Rewiring our Design: The iPhone

So many of us today can recall our first time obtaining an iPhone. We all had to sit down and learn how to use the gestures, the apps, and all the other amazing features for the first time. I myself remember when the iPhone was starting to get really big and actually common. Suddenly, people were a lot more interested in what could be accomplished on such a small touchscreen.

The iPhone radically changed our relationship to technology because it totally reframed our digital devices from tools we would occasionally use into basically being an extension of our person. Before the iPod, most personal tech felt like equipment or utilities, but with the iPod came personalized and portable capabilities.

I would argue that with the iPhone came communication, entertainment, navigation, and social lives. A user’s whole life could now be dealt with on a single device as opposed to several devices.

As a designer, I would say that the iPhone brought a culture shift. Before, designers in tech were more focused on task-centered endeavors, but now the iPhone has enabled us to think about experience-centered design. With a multi-touch interface, designers can now think more about gestures, animations, and flows.
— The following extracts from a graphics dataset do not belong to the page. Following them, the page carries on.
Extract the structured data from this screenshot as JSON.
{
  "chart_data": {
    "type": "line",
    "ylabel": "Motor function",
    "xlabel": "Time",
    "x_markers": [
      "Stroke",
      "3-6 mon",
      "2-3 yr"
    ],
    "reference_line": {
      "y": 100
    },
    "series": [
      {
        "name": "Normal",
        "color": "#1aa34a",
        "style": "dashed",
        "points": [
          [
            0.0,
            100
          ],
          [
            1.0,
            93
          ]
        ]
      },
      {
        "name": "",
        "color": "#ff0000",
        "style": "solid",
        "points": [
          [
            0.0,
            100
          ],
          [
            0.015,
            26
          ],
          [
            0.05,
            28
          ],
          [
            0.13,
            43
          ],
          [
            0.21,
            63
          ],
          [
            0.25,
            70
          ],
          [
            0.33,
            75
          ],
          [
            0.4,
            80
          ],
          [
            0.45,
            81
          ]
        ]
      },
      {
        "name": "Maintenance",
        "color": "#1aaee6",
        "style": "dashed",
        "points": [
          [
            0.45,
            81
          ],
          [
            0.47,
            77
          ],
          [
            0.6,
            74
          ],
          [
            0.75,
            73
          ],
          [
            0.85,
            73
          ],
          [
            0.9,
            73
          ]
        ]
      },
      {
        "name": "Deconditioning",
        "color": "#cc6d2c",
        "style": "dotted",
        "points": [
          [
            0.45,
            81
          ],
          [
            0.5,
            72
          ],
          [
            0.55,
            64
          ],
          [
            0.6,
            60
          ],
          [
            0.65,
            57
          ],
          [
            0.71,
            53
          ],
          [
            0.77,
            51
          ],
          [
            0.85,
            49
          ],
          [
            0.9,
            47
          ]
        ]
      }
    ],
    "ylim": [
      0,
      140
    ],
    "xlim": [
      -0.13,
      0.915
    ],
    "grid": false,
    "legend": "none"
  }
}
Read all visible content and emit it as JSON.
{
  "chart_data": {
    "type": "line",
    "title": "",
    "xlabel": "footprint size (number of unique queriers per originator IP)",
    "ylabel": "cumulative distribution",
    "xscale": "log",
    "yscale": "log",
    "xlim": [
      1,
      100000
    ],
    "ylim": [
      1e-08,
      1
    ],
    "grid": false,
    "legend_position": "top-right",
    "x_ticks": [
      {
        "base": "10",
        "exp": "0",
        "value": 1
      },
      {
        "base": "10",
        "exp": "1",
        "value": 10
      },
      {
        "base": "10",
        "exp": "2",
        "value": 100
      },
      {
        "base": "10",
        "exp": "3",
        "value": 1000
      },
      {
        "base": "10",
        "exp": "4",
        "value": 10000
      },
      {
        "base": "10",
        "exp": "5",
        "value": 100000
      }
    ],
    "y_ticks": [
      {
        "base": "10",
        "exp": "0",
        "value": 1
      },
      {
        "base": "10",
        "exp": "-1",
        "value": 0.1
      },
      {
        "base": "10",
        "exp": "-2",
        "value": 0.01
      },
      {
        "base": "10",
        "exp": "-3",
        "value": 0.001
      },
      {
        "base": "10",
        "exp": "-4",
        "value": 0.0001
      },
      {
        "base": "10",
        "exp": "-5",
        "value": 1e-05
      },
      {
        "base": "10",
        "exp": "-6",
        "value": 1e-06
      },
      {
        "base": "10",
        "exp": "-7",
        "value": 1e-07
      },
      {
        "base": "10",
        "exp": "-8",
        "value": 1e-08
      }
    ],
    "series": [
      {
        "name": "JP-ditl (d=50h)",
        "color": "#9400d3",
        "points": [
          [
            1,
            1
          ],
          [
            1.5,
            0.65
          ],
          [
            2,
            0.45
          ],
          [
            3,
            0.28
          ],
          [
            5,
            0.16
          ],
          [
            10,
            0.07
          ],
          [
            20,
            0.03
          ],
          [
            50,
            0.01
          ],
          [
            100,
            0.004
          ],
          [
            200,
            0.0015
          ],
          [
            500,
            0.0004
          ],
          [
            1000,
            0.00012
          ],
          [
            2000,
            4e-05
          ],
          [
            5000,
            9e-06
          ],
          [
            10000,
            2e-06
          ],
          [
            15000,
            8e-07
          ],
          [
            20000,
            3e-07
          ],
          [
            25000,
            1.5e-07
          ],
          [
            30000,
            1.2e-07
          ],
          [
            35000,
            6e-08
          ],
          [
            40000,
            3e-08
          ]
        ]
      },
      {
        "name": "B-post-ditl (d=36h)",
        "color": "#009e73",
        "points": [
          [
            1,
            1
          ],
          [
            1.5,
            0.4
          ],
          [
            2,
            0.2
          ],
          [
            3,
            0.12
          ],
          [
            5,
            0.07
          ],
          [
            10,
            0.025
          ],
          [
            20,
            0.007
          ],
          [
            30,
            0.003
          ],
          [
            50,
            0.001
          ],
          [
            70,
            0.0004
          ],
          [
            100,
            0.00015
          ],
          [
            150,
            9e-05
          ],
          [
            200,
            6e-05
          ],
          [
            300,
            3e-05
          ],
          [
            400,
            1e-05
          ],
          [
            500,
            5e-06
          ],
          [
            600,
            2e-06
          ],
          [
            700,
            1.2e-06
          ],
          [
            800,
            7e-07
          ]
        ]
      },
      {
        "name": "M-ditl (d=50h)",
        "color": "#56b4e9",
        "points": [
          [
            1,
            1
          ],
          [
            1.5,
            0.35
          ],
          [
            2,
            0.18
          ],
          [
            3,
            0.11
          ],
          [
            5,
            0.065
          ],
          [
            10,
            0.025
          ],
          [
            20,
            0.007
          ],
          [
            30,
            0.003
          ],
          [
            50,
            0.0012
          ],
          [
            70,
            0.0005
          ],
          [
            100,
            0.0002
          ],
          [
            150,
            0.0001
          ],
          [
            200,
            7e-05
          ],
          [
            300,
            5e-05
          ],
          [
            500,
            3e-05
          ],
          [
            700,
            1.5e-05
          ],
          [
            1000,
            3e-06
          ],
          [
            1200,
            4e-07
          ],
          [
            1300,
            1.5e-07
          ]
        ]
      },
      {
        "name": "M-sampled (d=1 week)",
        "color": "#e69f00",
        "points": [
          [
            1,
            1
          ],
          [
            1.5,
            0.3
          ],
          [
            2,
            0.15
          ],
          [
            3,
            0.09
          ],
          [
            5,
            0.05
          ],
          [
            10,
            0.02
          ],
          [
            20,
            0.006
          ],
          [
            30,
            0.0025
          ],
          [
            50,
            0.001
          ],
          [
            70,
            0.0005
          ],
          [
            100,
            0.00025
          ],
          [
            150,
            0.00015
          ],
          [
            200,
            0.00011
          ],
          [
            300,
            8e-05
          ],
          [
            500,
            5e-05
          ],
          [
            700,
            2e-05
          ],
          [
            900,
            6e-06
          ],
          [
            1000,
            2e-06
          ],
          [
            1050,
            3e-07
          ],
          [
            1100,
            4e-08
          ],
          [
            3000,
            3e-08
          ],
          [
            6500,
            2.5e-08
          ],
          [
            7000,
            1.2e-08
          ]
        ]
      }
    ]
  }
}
Also, now with the iPhone, I would argue that designers have the larger, more daunting task of having to take into account the constant presence of their work. The nature of the iPhones now is that they can come anywhere we are, forcing us as designers to think about the many contexts their designs can live in. Whether the user is walking, community, at work, at home, or whatever the case may be, the designers have to take into account what their creations might be doing. This means thinking about micro-interactions, accessibility, interruptions, notifications, and a whole host of other features.

Another huge impact I would argue iPhone had on culture as we know it as especially design culture, is the fact that design is now expanded into ecosystems. Famously, Apple hosts all kinds of products that can be synced together. Cross-device continuity is huge and is another thing designers must consider nowadays. It’s not always about the iPhone at times, sometimes it’s about how interactions will flow across the user’s other devices.

In the end, I would say that the iPod and iPhone didn’t just change phones; they changed expectations, behaviors, emotional relationships with technology, and so much more. For interaction designers, this means taking into consideration how to make experiences intuitive, contextual, human-centered, and integrated into everyday life, in ways larger than before.